The hand of the Bastard god is strong in this story. The story-telling is engrossing, and there’s that silver thread of humor that laces all of Lois’s works. Despite the heavy situation, the story feels light. One does wonder just what the Bastard has in mind for these two girls. I feel like there could be a Corva Sisters Adventure in one of the possible timelines.

For people who have read all the Bujold:

This is a Bujold, through and through. Pen is a charismatic character who needs to use his words not his fists to get out of sticky situations. Women’s issues MATTER. Living in a civilized society is tough, but not as tough as when chaos reigns.

The first rescue of the prisoners reminded me very much of “The Borders of Infinity” where Miles Vorkosigan manages to rescue every single prisoner, well or not, and gets them safely to the mothership. The BoI rescue was the climax of the story, but here, it’s part of the continuing trouble. Long-time readers will also see parallels between the island of Lantihera and the planet of Jackson’s Whole. The whole society is perverted by greed, scarcity and the lack of a leader. Cooperation and trust die away as the leaders of the society betray and exploit everyone they can. Even good people find it hard to make a difference – but they are still there, doing good as far as they can do it without getting into trouble with the capricious “authorities.”

I’m still sad we missed out on Penric and Nikys’ courtship. Lois does romance so well, and I’m sure it was full of complications and tricky situations.
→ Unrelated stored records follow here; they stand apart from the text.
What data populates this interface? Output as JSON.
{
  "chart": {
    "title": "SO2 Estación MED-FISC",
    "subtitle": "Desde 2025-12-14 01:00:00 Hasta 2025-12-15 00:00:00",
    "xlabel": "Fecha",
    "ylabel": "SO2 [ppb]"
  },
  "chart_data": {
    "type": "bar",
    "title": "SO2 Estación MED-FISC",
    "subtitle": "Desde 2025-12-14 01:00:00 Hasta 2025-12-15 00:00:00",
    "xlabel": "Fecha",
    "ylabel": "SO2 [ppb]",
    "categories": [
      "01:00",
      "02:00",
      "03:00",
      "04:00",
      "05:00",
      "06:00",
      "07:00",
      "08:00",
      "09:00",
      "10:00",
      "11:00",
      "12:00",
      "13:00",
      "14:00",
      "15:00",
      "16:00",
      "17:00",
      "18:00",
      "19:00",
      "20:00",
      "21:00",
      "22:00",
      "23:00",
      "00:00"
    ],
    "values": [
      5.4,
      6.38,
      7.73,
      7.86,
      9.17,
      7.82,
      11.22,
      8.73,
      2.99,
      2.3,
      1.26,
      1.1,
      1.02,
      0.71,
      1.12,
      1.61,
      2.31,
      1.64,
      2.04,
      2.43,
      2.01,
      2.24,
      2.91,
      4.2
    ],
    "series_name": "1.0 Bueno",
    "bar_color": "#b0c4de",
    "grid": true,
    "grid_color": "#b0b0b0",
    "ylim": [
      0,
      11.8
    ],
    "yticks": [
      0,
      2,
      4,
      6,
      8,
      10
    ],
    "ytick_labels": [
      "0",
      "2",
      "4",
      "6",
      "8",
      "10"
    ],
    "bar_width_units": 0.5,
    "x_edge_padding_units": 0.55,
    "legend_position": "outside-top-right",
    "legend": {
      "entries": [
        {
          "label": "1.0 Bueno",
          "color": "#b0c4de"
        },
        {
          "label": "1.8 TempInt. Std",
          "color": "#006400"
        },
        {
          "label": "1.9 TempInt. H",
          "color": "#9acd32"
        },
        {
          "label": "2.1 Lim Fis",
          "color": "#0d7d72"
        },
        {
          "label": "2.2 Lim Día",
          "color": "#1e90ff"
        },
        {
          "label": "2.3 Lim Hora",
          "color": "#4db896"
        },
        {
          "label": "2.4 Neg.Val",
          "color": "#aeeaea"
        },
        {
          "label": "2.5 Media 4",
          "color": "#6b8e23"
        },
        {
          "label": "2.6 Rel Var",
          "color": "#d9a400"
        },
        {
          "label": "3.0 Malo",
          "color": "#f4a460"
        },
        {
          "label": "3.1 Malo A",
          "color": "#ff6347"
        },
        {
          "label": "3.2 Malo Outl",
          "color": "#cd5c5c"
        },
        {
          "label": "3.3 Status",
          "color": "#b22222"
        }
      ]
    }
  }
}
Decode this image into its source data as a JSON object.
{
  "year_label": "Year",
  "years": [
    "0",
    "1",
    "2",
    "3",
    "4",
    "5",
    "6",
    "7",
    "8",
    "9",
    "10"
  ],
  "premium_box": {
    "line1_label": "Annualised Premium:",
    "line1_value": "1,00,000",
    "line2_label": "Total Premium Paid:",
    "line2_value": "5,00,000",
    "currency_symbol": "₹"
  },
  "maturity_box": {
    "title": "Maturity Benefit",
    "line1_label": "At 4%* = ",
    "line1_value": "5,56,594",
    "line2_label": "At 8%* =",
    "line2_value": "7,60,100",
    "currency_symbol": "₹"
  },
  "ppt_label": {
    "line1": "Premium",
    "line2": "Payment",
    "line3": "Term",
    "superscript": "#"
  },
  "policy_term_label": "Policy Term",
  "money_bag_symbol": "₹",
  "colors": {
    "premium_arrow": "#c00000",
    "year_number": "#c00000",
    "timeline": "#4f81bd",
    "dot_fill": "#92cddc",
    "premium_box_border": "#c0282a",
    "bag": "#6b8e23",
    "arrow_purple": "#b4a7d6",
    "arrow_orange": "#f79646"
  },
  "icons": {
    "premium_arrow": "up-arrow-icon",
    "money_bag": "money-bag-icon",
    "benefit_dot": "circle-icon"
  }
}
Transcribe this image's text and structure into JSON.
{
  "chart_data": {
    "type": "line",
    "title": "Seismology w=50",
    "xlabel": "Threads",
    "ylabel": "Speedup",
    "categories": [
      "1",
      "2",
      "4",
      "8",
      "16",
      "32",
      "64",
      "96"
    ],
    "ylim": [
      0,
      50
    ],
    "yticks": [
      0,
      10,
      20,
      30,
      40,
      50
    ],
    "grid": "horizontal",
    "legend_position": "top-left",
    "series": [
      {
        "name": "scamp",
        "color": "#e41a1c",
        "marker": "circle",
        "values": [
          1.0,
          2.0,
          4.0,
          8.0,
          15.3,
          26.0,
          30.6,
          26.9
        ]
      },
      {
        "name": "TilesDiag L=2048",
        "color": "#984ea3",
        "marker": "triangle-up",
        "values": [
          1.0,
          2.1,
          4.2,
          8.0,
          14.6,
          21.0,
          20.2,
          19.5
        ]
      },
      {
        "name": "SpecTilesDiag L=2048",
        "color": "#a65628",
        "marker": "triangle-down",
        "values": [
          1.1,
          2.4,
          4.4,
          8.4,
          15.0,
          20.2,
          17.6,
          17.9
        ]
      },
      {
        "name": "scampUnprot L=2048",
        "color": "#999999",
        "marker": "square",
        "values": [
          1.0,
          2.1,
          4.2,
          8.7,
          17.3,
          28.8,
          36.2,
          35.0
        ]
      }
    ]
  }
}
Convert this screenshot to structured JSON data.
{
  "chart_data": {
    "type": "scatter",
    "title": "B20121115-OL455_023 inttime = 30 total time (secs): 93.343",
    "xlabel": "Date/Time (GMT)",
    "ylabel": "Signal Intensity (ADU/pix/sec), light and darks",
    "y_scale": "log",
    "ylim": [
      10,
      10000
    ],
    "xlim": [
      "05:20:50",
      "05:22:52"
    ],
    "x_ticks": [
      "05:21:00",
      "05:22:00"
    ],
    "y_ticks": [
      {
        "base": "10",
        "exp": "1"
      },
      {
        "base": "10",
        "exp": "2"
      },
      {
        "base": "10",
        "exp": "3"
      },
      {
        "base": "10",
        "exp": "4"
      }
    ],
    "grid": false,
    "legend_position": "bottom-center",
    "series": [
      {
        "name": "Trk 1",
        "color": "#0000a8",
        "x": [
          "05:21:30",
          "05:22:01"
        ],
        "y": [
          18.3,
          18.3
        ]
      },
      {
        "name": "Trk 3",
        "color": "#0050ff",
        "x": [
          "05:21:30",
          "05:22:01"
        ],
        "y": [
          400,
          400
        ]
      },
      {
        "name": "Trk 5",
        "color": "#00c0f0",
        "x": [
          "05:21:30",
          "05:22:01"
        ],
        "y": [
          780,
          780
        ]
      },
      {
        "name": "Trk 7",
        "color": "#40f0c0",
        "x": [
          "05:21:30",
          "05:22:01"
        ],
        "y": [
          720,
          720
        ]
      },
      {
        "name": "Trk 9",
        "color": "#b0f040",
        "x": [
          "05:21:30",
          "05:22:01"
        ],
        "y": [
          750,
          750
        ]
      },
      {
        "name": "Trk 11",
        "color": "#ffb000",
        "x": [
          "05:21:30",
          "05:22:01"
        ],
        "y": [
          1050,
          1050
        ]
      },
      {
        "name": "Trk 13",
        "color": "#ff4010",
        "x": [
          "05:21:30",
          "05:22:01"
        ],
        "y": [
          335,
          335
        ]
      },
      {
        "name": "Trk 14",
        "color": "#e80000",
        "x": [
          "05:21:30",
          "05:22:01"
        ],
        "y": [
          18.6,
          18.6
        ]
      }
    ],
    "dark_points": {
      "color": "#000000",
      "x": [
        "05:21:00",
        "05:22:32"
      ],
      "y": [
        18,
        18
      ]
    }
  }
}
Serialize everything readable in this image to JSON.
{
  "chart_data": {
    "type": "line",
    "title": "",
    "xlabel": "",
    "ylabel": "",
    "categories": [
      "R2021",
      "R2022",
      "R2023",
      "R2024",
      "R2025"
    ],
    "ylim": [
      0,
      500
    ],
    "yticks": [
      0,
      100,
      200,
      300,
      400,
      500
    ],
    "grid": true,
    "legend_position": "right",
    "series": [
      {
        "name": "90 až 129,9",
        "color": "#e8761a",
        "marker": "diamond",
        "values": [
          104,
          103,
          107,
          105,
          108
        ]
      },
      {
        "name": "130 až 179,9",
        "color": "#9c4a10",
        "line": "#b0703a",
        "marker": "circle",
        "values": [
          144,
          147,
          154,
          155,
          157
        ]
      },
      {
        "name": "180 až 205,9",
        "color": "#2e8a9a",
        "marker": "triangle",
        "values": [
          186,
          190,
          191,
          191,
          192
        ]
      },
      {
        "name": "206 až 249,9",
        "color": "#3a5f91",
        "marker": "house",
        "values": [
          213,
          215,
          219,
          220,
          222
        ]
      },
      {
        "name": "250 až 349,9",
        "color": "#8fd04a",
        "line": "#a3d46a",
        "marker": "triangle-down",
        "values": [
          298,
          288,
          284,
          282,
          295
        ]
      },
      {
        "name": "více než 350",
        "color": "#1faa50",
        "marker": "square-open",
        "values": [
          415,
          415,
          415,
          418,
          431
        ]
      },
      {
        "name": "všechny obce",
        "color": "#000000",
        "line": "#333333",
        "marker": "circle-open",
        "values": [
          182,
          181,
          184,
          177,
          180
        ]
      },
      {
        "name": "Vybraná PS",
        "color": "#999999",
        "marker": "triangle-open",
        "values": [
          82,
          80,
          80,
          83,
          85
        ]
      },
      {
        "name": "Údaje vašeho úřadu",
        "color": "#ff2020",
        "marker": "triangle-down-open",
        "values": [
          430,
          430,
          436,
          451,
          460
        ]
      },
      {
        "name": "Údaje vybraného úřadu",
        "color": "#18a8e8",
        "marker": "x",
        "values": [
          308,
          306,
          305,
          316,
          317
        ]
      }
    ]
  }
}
We don’t have the kind of cast of characters that A Civil Campaign did, but with Nikys, Penric, all the different personalities of Desdemona, Nikys’s mother and brother, and let’s not forget the Duke of Orbas, the archdivine and all their staff, we’d have more than enough for a novella-length comedy of manners.

But, I’m happy we got a new Penric adventure! (I’ve got such a crush on him (-:.) It’s still ebook only, but on all the usual platforms. I got mine from Amazon.co.jp. Lois has links on Goodreads, too.

4 thoughts on “Michaeline: New Reading! Penric 7, or: “The Orphans of Raspay”

  1. Your enthusiasm for Lois McMaster Bujold makes me want to put all her books on my TBR pile. My TBR pile reaches into the sky, so it could take a while before I get to her. But I know all her fans have been looking forward to this new release. Maybe the collective happiness will get her closer on my radar.

    • (-: I’m sure there are people in the world who don’t like her. But her characterization is deft, her plotting is fine, and her works are rooted firmly in humanity and our problems (and solutions).

    • I’m glad she’s writing, and this “retirement” mode fascinates me. She often complained in fan forums about the moggy middle, where everything got bogged down. I wonder if she still has that problems with the novella form?